Le cœur brisé, elle lui lance une malédiction intemporelle...

Calypso, légendaire sirène, pensait avoir trouvé l'amour de sa vie en cet humain… Alejandro. Jamais elle n'aurait imaginé qu'il puisse la trahir. C'est pourtant ce qu'il a fait... En se vengeant, elle déchaîne sur elle la colère des Dieux.
Joséphine est fascinée par l'histoire de la sirène maudite et rencontre, au cours d'une croisière sur l'île de Calypso, Itzel qui semble lire en elle comme dans un livre ouvert. Deux femmes extrêmement différentes dont les destins semblent pourtant étroitement liés...

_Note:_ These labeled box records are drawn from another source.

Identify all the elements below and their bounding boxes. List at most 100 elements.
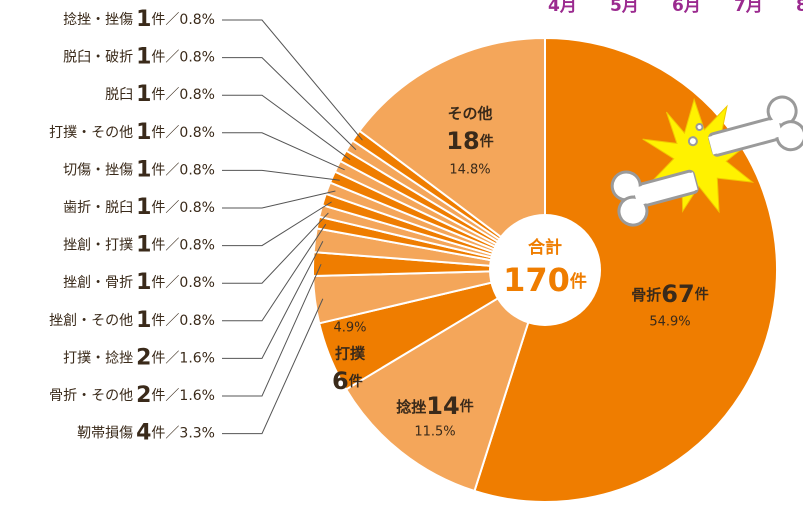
legend-name: 切傷・挫傷 xyxy=(63,162,133,178)
count-value: 18 xyxy=(446,127,479,155)
slice-name: 骨折 xyxy=(631,286,661,304)
count-value: 1 xyxy=(136,270,151,295)
total-label: 合計 xyxy=(528,237,562,258)
percent-label: 0.8% xyxy=(179,275,215,291)
legend-name: 骨折・その他 xyxy=(49,388,133,404)
count-unit: 件 xyxy=(151,162,165,178)
legend-entry: 歯折・脱臼1件／0.8% xyxy=(63,195,215,220)
count-unit: 件 xyxy=(151,426,165,442)
chart: 4月5月6月7月8月 合計170件骨折67件54.9%捻挫14件11.5%4.9… xyxy=(0,0,803,506)
percent-label: 14.8% xyxy=(449,163,490,178)
separator: ／ xyxy=(165,313,179,329)
legend-name: 捻挫・挫傷 xyxy=(63,12,133,28)
percent-label: 0.8% xyxy=(179,125,215,141)
legend-name: 打撲・捻挫 xyxy=(63,349,133,366)
leader-line xyxy=(222,95,350,159)
separator: ／ xyxy=(165,388,179,404)
leader-line xyxy=(222,20,362,140)
count-value: 4 xyxy=(136,421,151,446)
percent-label: 0.8% xyxy=(179,200,215,216)
separator: ／ xyxy=(165,87,179,103)
count-value: 1 xyxy=(136,82,151,107)
count-value: 1 xyxy=(136,7,151,32)
count-value: 67 xyxy=(661,280,694,308)
page: 4月5月6月7月8月 合計170件骨折67件54.9%捻挫14件11.5%4.9… xyxy=(0,0,803,506)
legend-entry: 打撲・捻挫2件／1.6% xyxy=(63,345,215,370)
percent-label: 0.8% xyxy=(179,238,215,254)
legend-name: 打撲・その他 xyxy=(49,124,133,141)
slice-name: 捻挫 xyxy=(396,398,426,416)
count-value: 2 xyxy=(136,383,151,408)
leader-line xyxy=(222,133,345,170)
separator: ／ xyxy=(165,350,179,366)
month-label: 8月 xyxy=(796,0,803,16)
separator: ／ xyxy=(165,162,179,178)
count-unit: 件 xyxy=(151,125,165,141)
separator: ／ xyxy=(165,125,179,141)
month-label: 6月 xyxy=(672,0,701,16)
separator: ／ xyxy=(165,275,179,291)
leader-line xyxy=(222,170,340,180)
leader-line xyxy=(222,264,321,396)
count-value: 1 xyxy=(136,195,151,220)
count-value: 2 xyxy=(136,345,151,370)
legend-name: 靭帯損傷 xyxy=(77,426,133,442)
count-unit: 件 xyxy=(151,388,165,404)
legend-name: 脱臼・破折 xyxy=(63,50,133,66)
leader-line xyxy=(222,241,323,358)
separator: ／ xyxy=(165,12,179,28)
slice-name: 打撲 xyxy=(335,345,366,363)
percent-label: 1.6% xyxy=(179,388,215,404)
percent-label: 0.8% xyxy=(179,87,215,103)
count-unit: 件 xyxy=(151,200,165,216)
percent-label: 54.9% xyxy=(649,315,690,330)
percent-label: 3.3% xyxy=(179,426,215,442)
count-unit: 件 xyxy=(460,398,474,415)
count-unit: 件 xyxy=(151,12,165,28)
percent-label: 0.8% xyxy=(179,50,215,66)
separator: ／ xyxy=(165,426,179,442)
leader-line xyxy=(222,299,323,434)
separator: ／ xyxy=(165,50,179,66)
slice-name: その他 xyxy=(447,105,492,123)
month-label: 5月 xyxy=(610,0,639,16)
legend-name: 挫創・骨折 xyxy=(63,275,133,291)
leader-line xyxy=(222,191,335,208)
count-unit: 件 xyxy=(151,238,165,254)
leader-line xyxy=(222,58,356,150)
count-unit: 件 xyxy=(151,350,165,366)
count-value: 1 xyxy=(136,120,151,145)
count-unit: 件 xyxy=(480,133,494,150)
percent-label: 0.8% xyxy=(179,313,215,329)
count-unit: 件 xyxy=(151,313,165,329)
legend-name: 挫創・その他 xyxy=(49,313,133,329)
count-value: 1 xyxy=(136,233,151,258)
separator: ／ xyxy=(165,238,179,254)
count-unit: 件 xyxy=(695,286,709,303)
separator: ／ xyxy=(165,200,179,216)
legend-name: 歯折・脱臼 xyxy=(63,200,133,216)
total-unit: 件 xyxy=(570,271,587,292)
count-unit: 件 xyxy=(151,275,165,291)
total-value: 170 xyxy=(503,261,570,299)
month-label: 7月 xyxy=(734,0,763,16)
legend-name: 挫創・打撲 xyxy=(63,237,133,254)
count-value: 14 xyxy=(426,392,459,420)
count-value: 6 xyxy=(332,367,349,395)
legend-name: 脱臼 xyxy=(105,87,133,103)
percent-label: 0.8% xyxy=(179,12,215,28)
legend-entry: 骨折・その他2件／1.6% xyxy=(49,383,215,408)
count-unit: 件 xyxy=(151,87,165,103)
month-label: 4月 xyxy=(548,0,577,16)
count-value: 1 xyxy=(136,157,151,182)
count-unit: 件 xyxy=(349,373,363,390)
count-value: 1 xyxy=(136,45,151,70)
count-unit: 件 xyxy=(151,50,165,66)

Plongez dans la nouvelle série d'Armelle Hanotte, Calypso, et redécouvrez la quête de vengeance de cette héroïne mythique, sous le regard de Joséphine et du charmant Itzel...

EXTRAIT

Pas de chance pour Calypso, car les Dieux n’approuvèrent pas ce qu’elle imposa à Alejandro. Ils punirent donc la jeune sirène en espérant qu’elle comprenne la leçon. Les Dieux lui enlevèrent toute beauté et vie, pour qu’elle ne devienne que poussières d’or afin que quiconque qui la verrait au loin sur son bateau, ne distinguerait qu’une lumière forte et non une jolie femme. Et comme le pirate et son équipage furent emprisonnés dans cette boucle, Calypso fut dans l’impossibilité de trouver le sommeil et de vivre à jamais avec ce qu’elle avait fait. À cause de la colère, la sirène réalisa qu’elle avait tout perdu, et tout cela, pour l’Homme.
— C’est étrange, non ? me dit Itzel avec un air perplexe.
— Non ! Le livre contient les légendes d’Hawaï et celles sur Calypso se rejoignent toutes. Elle a été trahie. Je comprends parfaitement son choix, déclarai-je en souriant. Toutefois, certains écrits se contredisent sur la réaction et la vérité d’Alejandro. Apparemment, il aurait été contraint d’épouser cette blonde suite à une mutinerie. Ce qui expliquerait pourquoi il aurait simulé une colère folle. Peut-être que les autres pirates voulaient assassiner la sirène. Ainsi, ils prenaient le trésor et s’installaient à vie sur l’île. Cela me semblerait logique… Oh, et as-tu vu aussi la page cent cinquante-trois ? On parle d’une sorte d’alliance offerte par Alejandro. Elle détiendrait un amour véritable !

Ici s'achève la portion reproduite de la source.